Klingbeil disse também que o bate-boca em Washington deve servir de alerta para os europeus. E esse parece mesmo ter sido o caso em Berlim, pois, de uma hora para a outra, decisões que até há pouco pareciam impossíveis, passaram a ser consideradas. Durante a campanha eleitoral, Merz descartava, por exemplo, reformar o freio da dívida, o que agora ele considera abertamente.

O tema dominante nas atuais negociações entre a CDU/CSU e o SPD são possíveis medidas para obter bilhões de euros em curto prazo – seja para capacitar a Bundeswehr, seja para um apoio ainda mais forte à Ucrânia.

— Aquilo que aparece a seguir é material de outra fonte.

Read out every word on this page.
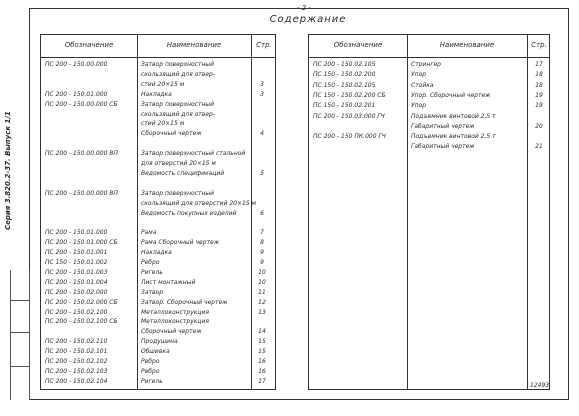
- 2 -
Содержание
Серия 3.820.2-37. Выпуск 1/1
Обозначение	Наименование	Стр.
ПС 200 - 150.00.000	Затвор поверхностный
скользящий для отвер-
стий 20×15 м	3
ПС 200 - 150.01.000	Накладка	3
ПС 200 - 150.00.000 СБ	Затвор поверхностный
скользящий для отвер-
стий 20×15 м
Сборочный чертеж	4
ПС 200 - 150.00.000 ВП	Затвор поверхностный стальной
для отверстий 20×15 м
Ведомость спецификаций	5
ПС 200 - 150.00.000 ВП	Затвор поверхностный
скользящий для отверстий 20×15 м
Ведомость покупных изделий	6
ПС 200 - 150.01.000	Рама	7
ПС 200 - 150.01.000 СБ	Рама Сборочный чертеж	8
ПС 200 - 150.01.001	Накладка	9
ПС 150 - 150.01.002	Ребро	9
ПС 200 - 150.01.003	Ригель	10
ПС 200 - 150.01.004	Лист монтажный	10
ПС 200 - 150.02.000	Затвор	11
ПС 200 - 150.02.000 СБ	Затвор. Сборочный чертеж	12
ПС 200 - 150.02.100	Металлоконструкция	13
ПС 200 - 150.02.100 СБ	Металлоконструкция
Сборочный чертеж	14
ПС 200 - 150.02.110	Продушина	15
ПС 200 - 150.02.101	Обшивка	15
ПС 200 - 150.02.102	Ребро	16
ПС 200 - 150.02.103	Ребро	16
ПС 200 - 150.02.104	Ригель	17
Обозначение	Наименование	Стр.
ПС 200 - 150.02.105	Стрингер	17
ПС 150 - 150.02.200	Упор	18
ПС 150 - 150.02.105	Стойка	18
ПС 150 - 150.02.200 СБ	Упор. Сборочный чертеж	19
ПС 150 - 150.02.201	Упор	19
ПС 200 - 150.03.000 ГЧ	Подъемник винтовой 2,5 т
Габаритный чертеж	20
ПС 200 - 150 ПК.000 ГЧ	Подъемник винтовой 2,5 т
Габаритный чертеж	21
12493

Para capacitar a Bundeswehr são mencionados valores de até 400 bilhões de euros, uma verba de que a Alemanha não dispõe.

Esses bilhões adicionais poderiam ser mobilizados por meio de uma reforma do freio da dívida, que foi ancorado na Lei Fundamental alemã em 2009, ou por um fundo especial específico. Em ambos os casos, trata-se de mudanças constitucionais, que requerem a aprovação de dois terços dos parlamentares no Bundestag.

No atual Parlamento, que foi eleito em 2021, CDU, CSU e SPD chegariam a essa maioria qualificada com os votos do Partido Verde, que concorda com a mudança. No próximo Bundestag essa maioria seria mais difícil de ser obtida, principalmente por causa da elevada votação dos partidos Alternativa para a Alemanha (AfD) e A Esquerda nas últimas eleições.

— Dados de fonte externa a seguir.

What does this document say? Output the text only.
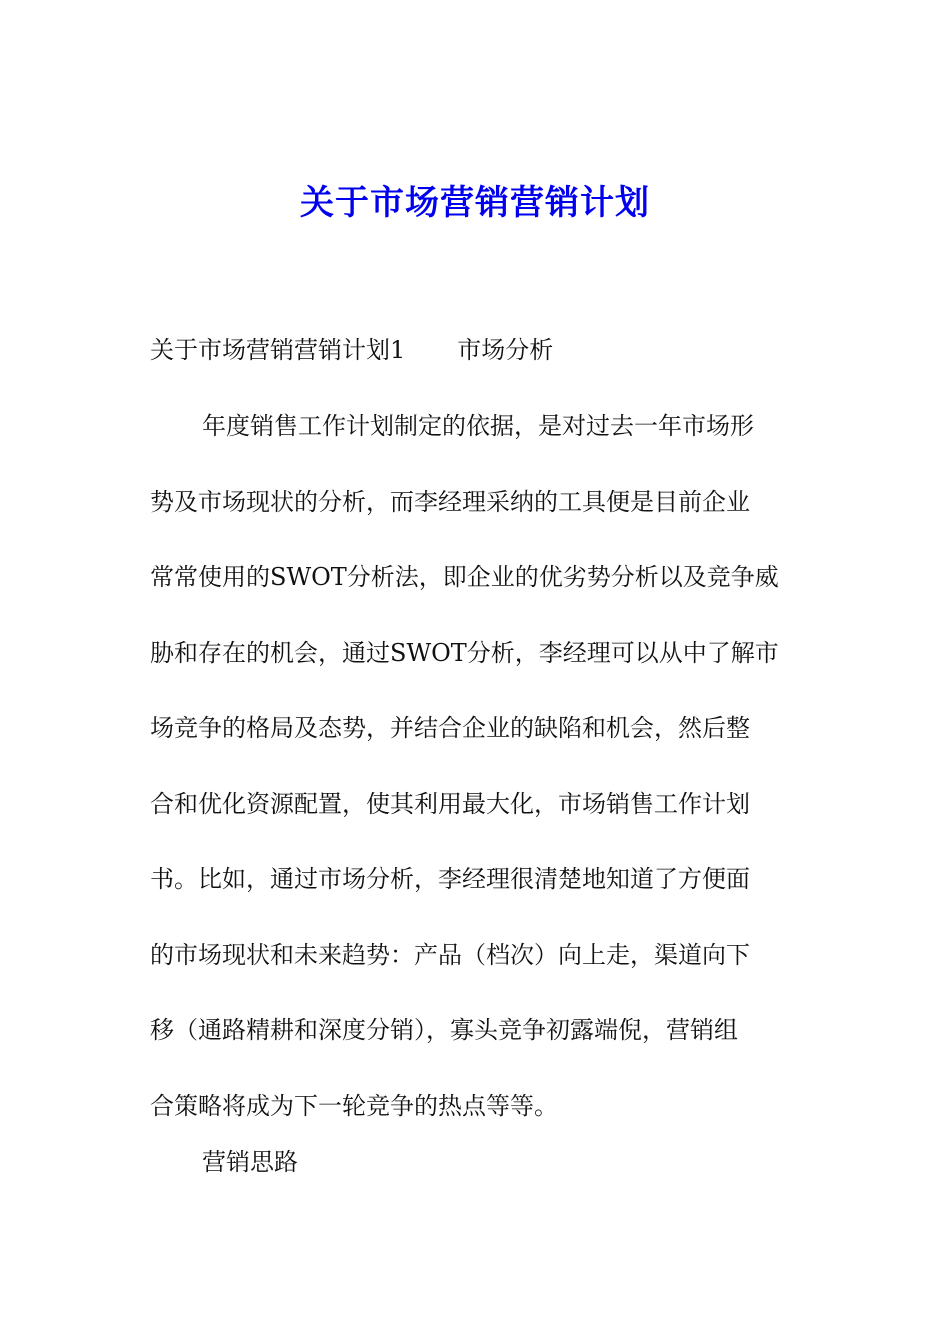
关于市场营销营销计划
关于市场营销营销计划1 市场分析
年度销售工作计划制定的依据，是对过去一年市场形
势及市场现状的分析，而李经理采纳的工具便是目前企业
常常使用的SWOT分析法，即企业的优劣势分析以及竞争威
胁和存在的机会，通过SWOT分析，李经理可以从中了解市
场竞争的格局及态势，并结合企业的缺陷和机会，然后整
合和优化资源配置，使其利用最大化，市场销售工作计划
书。比如，通过市场分析，李经理很清楚地知道了方便面
的市场现状和未来趋势：产品（档次）向上走，渠道向下
移（通路精耕和深度分销），寡头竞争初露端倪，营销组
合策略将成为下一轮竞争的热点等等。
营销思路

A atual legislatura ainda vai durar alguns dias, pois o novo Bundestag deverá se reunir pela primeira vez em 24 de março. Se uma votação sobre novas dívidas ocorrer na atual legislatura, ela seria possível em 10 de março. O jornal Bild noticiou que a direção da CDU estaria considerando essa data. Se a votação não ocorrer mais na atual legislatura, o A Esquerda sinalizou que poderia fornecer os votos para a maioria qualificada.

Merz quer seu governo formado até a Páscoa, ou seja, até 20 de abril. Para conseguir isso, ele precisa passar pelas difíceis negociações com o SPD. “Queremos fazer algo pela Bundeswehr, e isso ficou ainda mais claro depois da última sexta-feira, após os eventos na Casa Branca. Mas ainda não chegamos a um acordo”, declarou. Também desmentiu que a data de 10 de março para uma votação no Bundestag já tenha sido acertada entre os partidos.

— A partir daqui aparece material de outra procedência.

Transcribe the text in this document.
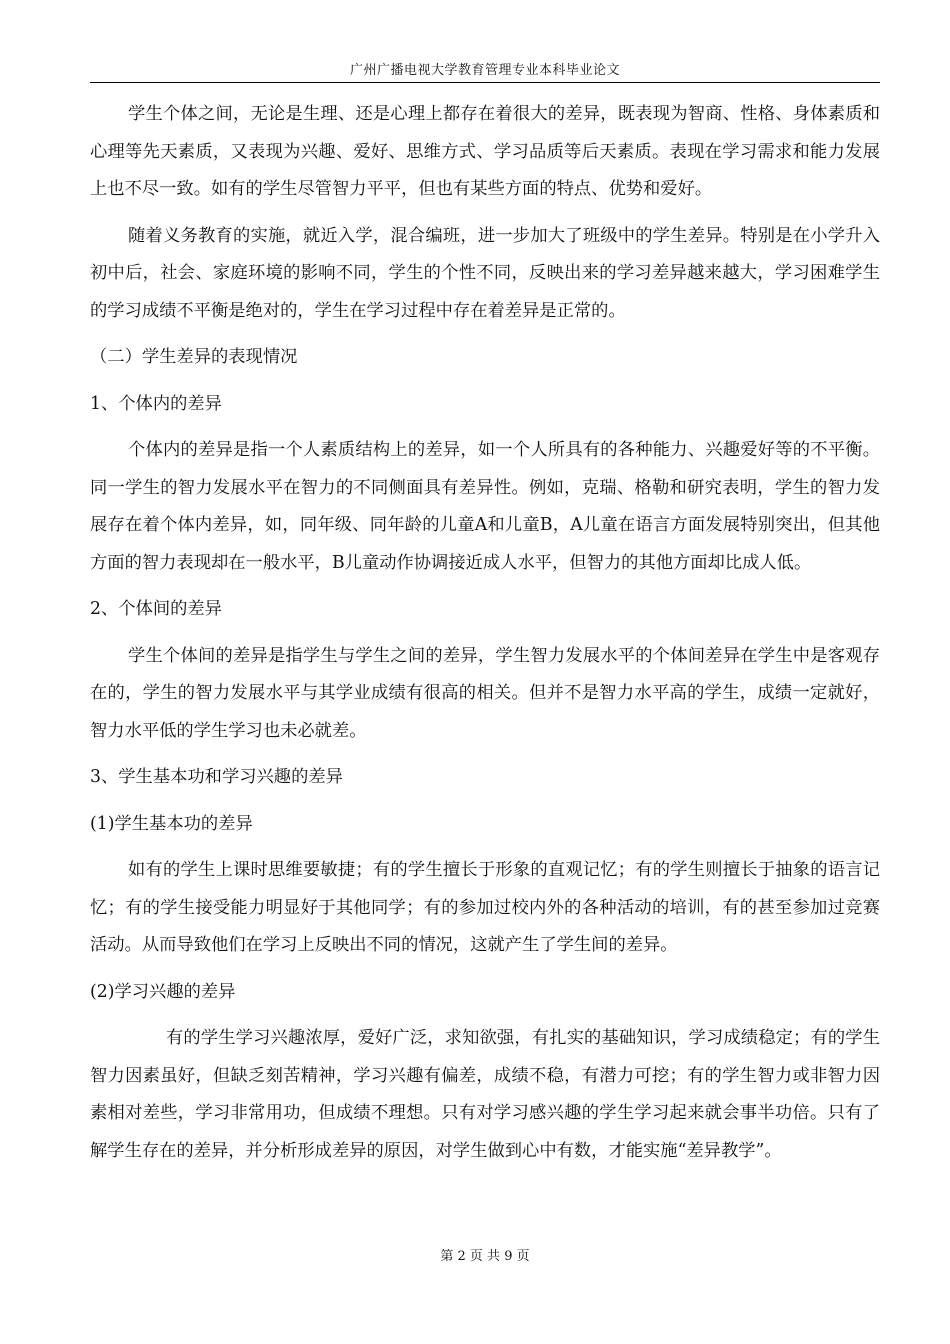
广州广播电视大学教育管理专业本科毕业论文

学生个体之间，无论是生理、还是心理上都存在着很大的差异，既表现为智商、性格、身体素质和心理等先天素质，又表现为兴趣、爱好、思维方式、学习品质等后天素质。表现在学习需求和能力发展上也不尽一致。如有的学生尽管智力平平，但也有某些方面的特点、优势和爱好。

随着义务教育的实施，就近入学，混合编班，进一步加大了班级中的学生差异。特别是在小学升入初中后，社会、家庭环境的影响不同，学生的个性不同，反映出来的学习差异越来越大，学习困难学生的学习成绩不平衡是绝对的，学生在学习过程中存在着差异是正常的。

（二）学生差异的表现情况

1、个体内的差异

个体内的差异是指一个人素质结构上的差异，如一个人所具有的各种能力、兴趣爱好等的不平衡。同一学生的智力发展水平在智力的不同侧面具有差异性。例如，克瑞、格勒和研究表明，学生的智力发展存在着个体内差异，如，同年级、同年龄的儿童A和儿童B，A儿童在语言方面发展特别突出，但其他方面的智力表现却在一般水平，B儿童动作协调接近成人水平，但智力的其他方面却比成人低。

2、个体间的差异

学生个体间的差异是指学生与学生之间的差异，学生智力发展水平的个体间差异在学生中是客观存在的，学生的智力发展水平与其学业成绩有很高的相关。但并不是智力水平高的学生，成绩一定就好，智力水平低的学生学习也未必就差。

3、学生基本功和学习兴趣的差异

(1)学生基本功的差异

如有的学生上课时思维要敏捷；有的学生擅长于形象的直观记忆；有的学生则擅长于抽象的语言记忆；有的学生接受能力明显好于其他同学；有的参加过校内外的各种活动的培训，有的甚至参加过竞赛活动。从而导致他们在学习上反映出不同的情况，这就产生了学生间的差异。

(2)学习兴趣的差异

有的学生学习兴趣浓厚，爱好广泛，求知欲强，有扎实的基础知识，学习成绩稳定；有的学生智力因素虽好，但缺乏刻苦精神，学习兴趣有偏差，成绩不稳，有潜力可挖；有的学生智力或非智力因素相对差些，学习非常用功，但成绩不理想。只有对学习感兴趣的学生学习起来就会事半功倍。只有了解学生存在的差异，并分析形成差异的原因，对学生做到心中有数，才能实施“差异教学”。

第 2 页 共 9 页
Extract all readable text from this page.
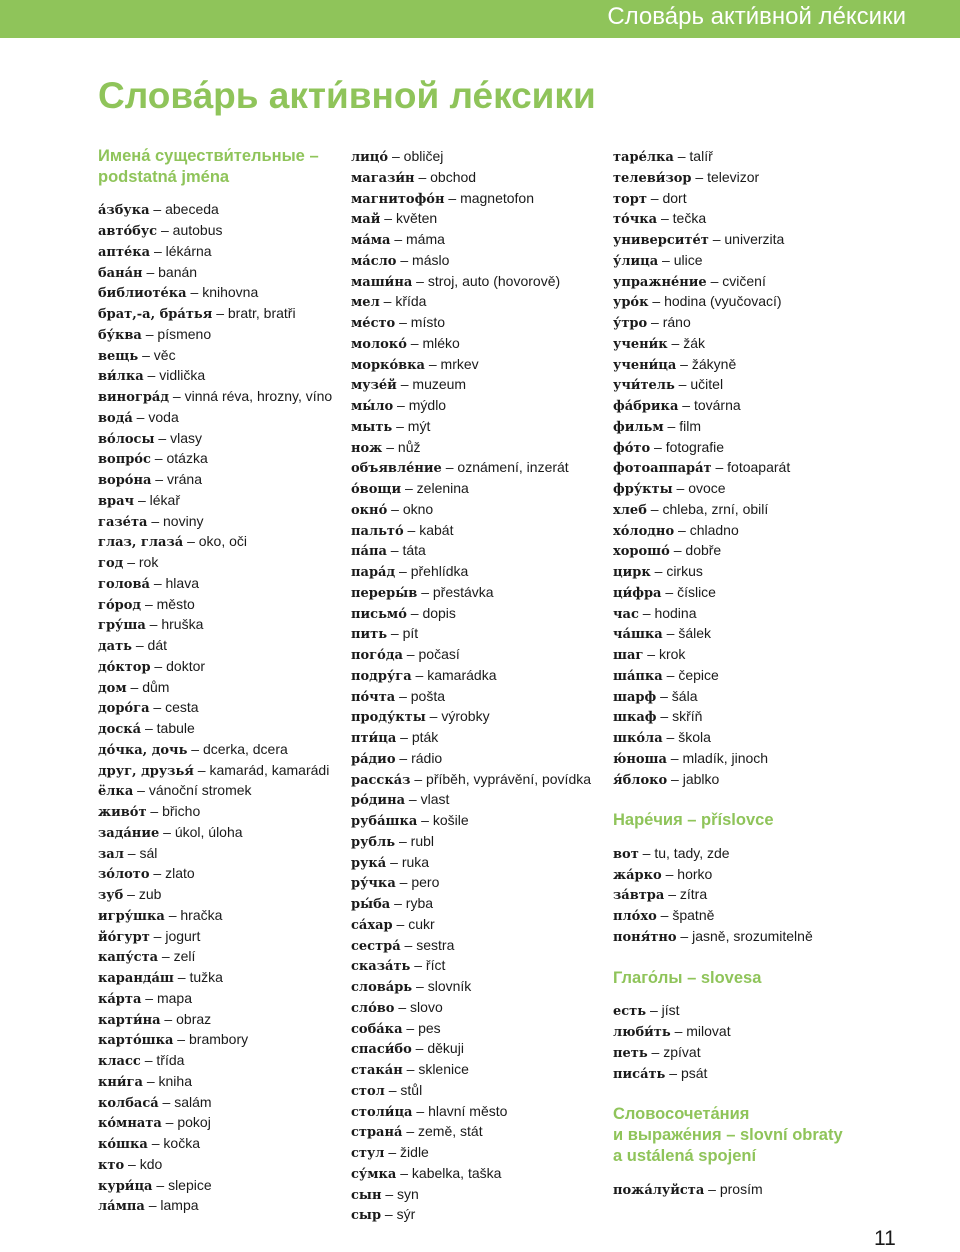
Слова́рь акти́вной ле́ксики
Слова́рь акти́вной ле́ксики
Имена́ существи́тельные –
podstatná jména
а́збука – abeceda
авто́бус – autobus
апте́ка – lékárna
бана́н – banán
библиоте́ка – knihovna
брат,-а, бра́тья – bratr, bratři
бу́ква – písmeno
вещь – věc
ви́лка – vidlička
виногра́д – vinná réva, hrozny, víno
вода́ – voda
во́лосы – vlasy
вопро́с – otázka
воро́на – vrána
врач – lékař
газе́та – noviny
глаз, глаза́ – oko, oči
год – rok
голова́ – hlava
го́род – město
гру́ша – hruška
дать – dát
до́ктор – doktor
дом – dům
доро́га – cesta
доска́ – tabule
до́чка, дочь – dcerka, dcera
друг, друзья́ – kamarád, kamarádi
ёлка – vánoční stromek
живо́т – břicho
зада́ние – úkol, úloha
зал – sál
зо́лото – zlato
зуб – zub
игру́шка – hračka
йо́гурт – jogurt
капу́ста – zelí
каранда́ш – tužka
ка́рта – mapa
карти́на – obraz
карто́шка – brambory
класс – třída
кни́га – kniha
колбаса́ – salám
ко́мната – pokoj
ко́шка – kočka
кто – kdo
кури́ца – slepice
ла́мпа – lampa
лицо́ – obličej
магази́н – obchod
магнитофо́н – magnetofon
май – květen
ма́ма – máma
ма́сло – máslo
маши́на – stroj, auto (hovorově)
мел – křída
ме́сто – místo
молоко́ – mléko
морко́вка – mrkev
музе́й – muzeum
мы́ло – mýdlo
мыть – mýt
нож – nůž
объявле́ние – oznámení, inzerát
о́вощи – zelenina
окно́ – okno
пальто́ – kabát
па́па – táta
пара́д – přehlídka
переры́в – přestávka
письмо́ – dopis
пить – pít
пого́да – počasí
подру́га – kamarádka
по́чта – pošta
проду́кты – výrobky
пти́ца – pták
ра́дио – rádio
расска́з – příběh, vyprávění, povídka
ро́дина – vlast
руба́шка – košile
рубль – rubl
рука́ – ruka
ру́чка – pero
ры́ба – ryba
са́хар – cukr
сестра́ – sestra
сказа́ть – říct
слова́рь – slovník
сло́во – slovo
соба́ка – pes
спаси́бо – děkuji
стака́н – sklenice
стол – stůl
столи́ца – hlavní město
страна́ – země, stát
стул – židle
су́мка – kabelka, taška
сын – syn
сыр – sýr
таре́лка – talíř
телеви́зор – televizor
торт – dort
то́чка – tečka
университе́т – univerzita
у́лица – ulice
упражне́ние – cvičení
уро́к – hodina (vyučovací)
у́тро – ráno
учени́к – žák
учени́ца – žákyně
учи́тель – učitel
фа́брика – továrna
фильм – film
фо́то – fotografie
фотоаппара́т – fotoaparát
фру́кты – ovoce
хлеб – chleba, zrní, obilí
хо́лодно – chladno
хорошо́ – dobře
цирк – cirkus
ци́фра – číslice
час – hodina
ча́шка – šálek
шаг – krok
ша́пка – čepice
шарф – šála
шкаф – skříň
шко́ла – škola
ю́ноша – mladík, jinoch
я́блоко – jablko
Наре́чия – příslovce
вот – tu, tady, zde
жа́рко – horko
за́втра – zítra
пло́хо – špatně
поня́тно – jasně, srozumitelně
Глаго́лы – slovesa
есть – jíst
люби́ть – milovat
петь – zpívat
писа́ть – psát
Словосочета́ния
и выраже́ния – slovní obraty
a ustálená spojení
пожа́луйста – prosím
11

Garantir a própria segurança

A pressão para se chegar a um acerto é maior do que nunca. Os social-democratas cancelaram todos os seus compromissos para a primeira semana de março e querem se concentrar inteiramente nas negociações para formar um novo governo.

Nesta quarta-feira, Scholz receberá Merz na Chancelaria Federal para debater os próximos passo, incluindo uma solução para a questão mais importante do momento: como a Alemanha poderá garantir sua própria defesa, o que, desde o fim da Segunda Guerra Mundial, em 1945, tem sido feito principalmente pelos EUA.